EPA’s Carbon Regulation History and Legal Challenges

The EPA’s regulatory efforts on carbon emissions trace back to the second Bush administration, where states successfully sued the agency to enforce greenhouse gas regulations. Under Obama’s administration, a formal endangerment finding was established, remaining unchallenged even during Trump’s term.

Obama’s Clean Power Plan faced legal hurdles and was not fully implemented by the end of his term. Trump’s administration introduced a less stringent replacement amidst the shift from coal to natural gas and renewables, which outpaced the Clean Power Plan’s goals.

On the last day of Trump’s administration, courts nullified his plan, enabling Biden’s EPA to start fresh. Biden’s initial strategy to regulate emissions on a state-wide basis was overturned by the Supreme Court, leading to plant-specific regulations per the West Virginia v. EPA decision.

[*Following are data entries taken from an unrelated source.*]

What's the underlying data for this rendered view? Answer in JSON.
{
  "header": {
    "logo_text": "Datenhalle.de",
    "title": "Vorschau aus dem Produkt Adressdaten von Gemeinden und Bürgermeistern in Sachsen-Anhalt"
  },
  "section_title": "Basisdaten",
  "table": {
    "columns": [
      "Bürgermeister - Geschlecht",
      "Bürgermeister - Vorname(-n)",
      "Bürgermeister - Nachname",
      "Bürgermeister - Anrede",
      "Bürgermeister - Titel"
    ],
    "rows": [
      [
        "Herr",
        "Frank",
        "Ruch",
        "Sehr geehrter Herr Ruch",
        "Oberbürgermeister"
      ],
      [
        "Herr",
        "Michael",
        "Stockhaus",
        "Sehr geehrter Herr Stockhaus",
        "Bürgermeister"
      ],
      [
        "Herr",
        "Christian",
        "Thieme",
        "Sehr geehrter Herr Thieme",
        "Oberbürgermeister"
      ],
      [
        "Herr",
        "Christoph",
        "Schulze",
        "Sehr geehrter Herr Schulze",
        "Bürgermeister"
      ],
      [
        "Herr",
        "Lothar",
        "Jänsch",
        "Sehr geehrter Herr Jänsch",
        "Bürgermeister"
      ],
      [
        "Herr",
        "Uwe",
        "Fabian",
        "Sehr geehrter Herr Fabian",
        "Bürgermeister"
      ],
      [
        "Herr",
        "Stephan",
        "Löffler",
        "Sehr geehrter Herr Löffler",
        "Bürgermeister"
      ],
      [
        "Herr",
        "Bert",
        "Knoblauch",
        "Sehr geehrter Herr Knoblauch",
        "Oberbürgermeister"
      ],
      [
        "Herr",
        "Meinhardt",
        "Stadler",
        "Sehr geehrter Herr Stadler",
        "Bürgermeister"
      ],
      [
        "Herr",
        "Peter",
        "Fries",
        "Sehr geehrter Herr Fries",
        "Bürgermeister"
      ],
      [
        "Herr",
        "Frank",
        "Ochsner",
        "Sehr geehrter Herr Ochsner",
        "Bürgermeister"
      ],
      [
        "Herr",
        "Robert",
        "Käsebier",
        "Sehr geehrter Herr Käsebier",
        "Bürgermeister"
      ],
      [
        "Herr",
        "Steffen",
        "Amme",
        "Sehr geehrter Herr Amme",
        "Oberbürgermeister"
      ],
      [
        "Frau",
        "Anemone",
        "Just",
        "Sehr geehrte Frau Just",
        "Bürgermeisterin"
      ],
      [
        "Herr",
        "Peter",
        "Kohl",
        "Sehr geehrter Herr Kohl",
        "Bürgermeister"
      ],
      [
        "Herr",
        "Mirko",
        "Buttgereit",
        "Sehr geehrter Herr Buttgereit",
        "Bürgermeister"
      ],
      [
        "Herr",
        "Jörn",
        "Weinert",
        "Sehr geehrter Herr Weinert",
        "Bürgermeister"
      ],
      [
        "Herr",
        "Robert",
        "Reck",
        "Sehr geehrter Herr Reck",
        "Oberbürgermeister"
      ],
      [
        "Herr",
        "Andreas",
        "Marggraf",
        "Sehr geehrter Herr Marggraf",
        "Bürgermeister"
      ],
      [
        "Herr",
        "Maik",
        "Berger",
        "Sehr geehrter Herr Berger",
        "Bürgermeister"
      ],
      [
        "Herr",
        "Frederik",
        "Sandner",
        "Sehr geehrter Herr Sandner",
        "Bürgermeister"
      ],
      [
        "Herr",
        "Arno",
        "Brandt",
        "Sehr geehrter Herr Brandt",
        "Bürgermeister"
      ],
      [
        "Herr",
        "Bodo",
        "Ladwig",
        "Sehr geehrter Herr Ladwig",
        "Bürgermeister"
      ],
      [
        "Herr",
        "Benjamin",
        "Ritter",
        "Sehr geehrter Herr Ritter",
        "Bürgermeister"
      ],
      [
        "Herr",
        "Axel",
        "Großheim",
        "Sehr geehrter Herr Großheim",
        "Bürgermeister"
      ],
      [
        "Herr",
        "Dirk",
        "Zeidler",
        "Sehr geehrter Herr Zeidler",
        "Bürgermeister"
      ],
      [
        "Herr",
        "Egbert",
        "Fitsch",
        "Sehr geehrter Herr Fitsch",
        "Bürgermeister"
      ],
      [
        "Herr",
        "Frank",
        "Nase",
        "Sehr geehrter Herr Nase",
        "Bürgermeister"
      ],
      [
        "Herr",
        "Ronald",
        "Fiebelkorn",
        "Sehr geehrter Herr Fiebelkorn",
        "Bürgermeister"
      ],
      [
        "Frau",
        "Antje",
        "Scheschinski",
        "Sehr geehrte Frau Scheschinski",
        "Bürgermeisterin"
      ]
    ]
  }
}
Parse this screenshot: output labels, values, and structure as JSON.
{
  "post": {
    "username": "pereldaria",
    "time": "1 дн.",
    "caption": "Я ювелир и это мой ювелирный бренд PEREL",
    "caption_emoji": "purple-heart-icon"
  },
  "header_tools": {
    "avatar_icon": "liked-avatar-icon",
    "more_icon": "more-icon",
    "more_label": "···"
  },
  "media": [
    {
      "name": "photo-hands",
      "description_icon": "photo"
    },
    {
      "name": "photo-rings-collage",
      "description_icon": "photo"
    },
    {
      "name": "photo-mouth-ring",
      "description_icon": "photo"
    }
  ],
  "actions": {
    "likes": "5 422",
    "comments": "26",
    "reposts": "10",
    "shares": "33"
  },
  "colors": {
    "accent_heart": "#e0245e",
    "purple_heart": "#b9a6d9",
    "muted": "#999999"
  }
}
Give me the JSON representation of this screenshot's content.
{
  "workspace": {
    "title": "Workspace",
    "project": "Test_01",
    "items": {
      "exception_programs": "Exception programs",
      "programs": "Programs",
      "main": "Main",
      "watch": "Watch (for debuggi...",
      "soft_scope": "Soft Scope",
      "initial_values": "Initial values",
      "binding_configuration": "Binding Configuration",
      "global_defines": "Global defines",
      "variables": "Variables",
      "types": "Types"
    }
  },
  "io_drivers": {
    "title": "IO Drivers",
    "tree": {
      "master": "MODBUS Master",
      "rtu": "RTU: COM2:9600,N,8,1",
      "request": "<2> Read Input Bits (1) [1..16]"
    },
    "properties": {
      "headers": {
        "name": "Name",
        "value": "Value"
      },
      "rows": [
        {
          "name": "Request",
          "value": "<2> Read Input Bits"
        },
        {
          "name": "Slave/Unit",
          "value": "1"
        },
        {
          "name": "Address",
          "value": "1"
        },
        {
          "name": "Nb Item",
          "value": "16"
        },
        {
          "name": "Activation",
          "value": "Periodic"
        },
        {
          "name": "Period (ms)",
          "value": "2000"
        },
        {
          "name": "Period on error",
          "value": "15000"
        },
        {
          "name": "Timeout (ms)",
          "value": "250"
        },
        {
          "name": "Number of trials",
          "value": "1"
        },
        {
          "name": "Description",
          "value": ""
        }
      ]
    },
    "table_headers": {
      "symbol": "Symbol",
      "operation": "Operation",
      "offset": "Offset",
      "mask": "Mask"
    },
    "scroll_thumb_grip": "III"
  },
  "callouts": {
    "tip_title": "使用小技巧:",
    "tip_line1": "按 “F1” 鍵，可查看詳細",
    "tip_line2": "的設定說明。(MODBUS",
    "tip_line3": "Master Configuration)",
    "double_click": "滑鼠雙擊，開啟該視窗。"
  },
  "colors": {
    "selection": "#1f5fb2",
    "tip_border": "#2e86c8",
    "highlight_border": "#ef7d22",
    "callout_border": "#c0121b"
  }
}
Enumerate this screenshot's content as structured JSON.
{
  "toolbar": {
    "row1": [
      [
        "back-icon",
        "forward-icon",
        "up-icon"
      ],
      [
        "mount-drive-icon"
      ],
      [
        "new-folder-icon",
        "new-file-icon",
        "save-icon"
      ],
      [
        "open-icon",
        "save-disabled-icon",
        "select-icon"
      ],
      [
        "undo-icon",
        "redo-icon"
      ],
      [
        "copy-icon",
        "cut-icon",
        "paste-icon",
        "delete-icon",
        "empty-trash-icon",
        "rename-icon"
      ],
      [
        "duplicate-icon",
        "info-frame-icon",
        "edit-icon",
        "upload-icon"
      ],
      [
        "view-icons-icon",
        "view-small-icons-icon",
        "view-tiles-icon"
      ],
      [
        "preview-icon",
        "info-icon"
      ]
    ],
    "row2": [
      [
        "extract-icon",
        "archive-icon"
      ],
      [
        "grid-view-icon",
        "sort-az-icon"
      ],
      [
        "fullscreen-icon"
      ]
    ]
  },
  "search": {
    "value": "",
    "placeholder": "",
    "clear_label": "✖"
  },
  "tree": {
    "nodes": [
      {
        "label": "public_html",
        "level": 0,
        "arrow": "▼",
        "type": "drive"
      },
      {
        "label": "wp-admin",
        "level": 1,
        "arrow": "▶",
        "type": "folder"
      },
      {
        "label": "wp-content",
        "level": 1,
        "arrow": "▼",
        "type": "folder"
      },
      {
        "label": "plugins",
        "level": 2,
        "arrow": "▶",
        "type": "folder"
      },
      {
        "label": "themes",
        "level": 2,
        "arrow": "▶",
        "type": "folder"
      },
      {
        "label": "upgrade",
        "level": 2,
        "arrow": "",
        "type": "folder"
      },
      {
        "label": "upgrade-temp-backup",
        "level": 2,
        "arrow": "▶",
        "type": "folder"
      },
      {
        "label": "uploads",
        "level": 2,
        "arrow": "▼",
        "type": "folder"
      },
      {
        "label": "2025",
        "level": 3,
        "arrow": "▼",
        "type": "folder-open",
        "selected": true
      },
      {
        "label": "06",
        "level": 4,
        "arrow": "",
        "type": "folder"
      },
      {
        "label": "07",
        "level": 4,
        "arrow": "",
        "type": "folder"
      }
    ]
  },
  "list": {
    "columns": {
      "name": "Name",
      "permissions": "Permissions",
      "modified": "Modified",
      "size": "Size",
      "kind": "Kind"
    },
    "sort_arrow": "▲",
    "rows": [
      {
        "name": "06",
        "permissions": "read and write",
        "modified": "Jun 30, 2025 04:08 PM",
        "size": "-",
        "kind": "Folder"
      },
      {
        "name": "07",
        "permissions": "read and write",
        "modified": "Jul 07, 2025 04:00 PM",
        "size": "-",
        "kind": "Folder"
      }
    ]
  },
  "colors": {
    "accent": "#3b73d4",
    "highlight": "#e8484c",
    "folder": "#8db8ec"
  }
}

Current EPA Plan and States’ Opposition

The EPA’s current regulations, issued last year, allow fossil-fuel plants scheduled for early 2030s shutdowns to operate without restrictions, while others must install carbon capture technology or switch to green hydrogen.

In response, 25 states sued to block these rules, requesting a stay to prevent implementation during the legal process. They argued carbon capture technology is underdeveloped for regulatory use and claimed the rules would effectively eliminate coal usage, beyond the EPA’s authority.

The DC Court of Appeals rejected these arguments, stating, “Petitioners have not shown they are likely to succeed on those claims given the record in this case.” The court noted states aren’t required to submit plans for two years, and the regulations won’t take effect until 2030, undermining claims of irreparable harm.

States cited the Supreme Court’s West Virginia v. EPA decision, arguing the new rules represent a “major question” needing Congressional input. The court disagreed, asserting the EPA’s authority to set emissions limits falls within its jurisdiction.

The court will review concerns about potential irreparable harm during the 2024 term, with parties given two weeks to propose briefing schedules.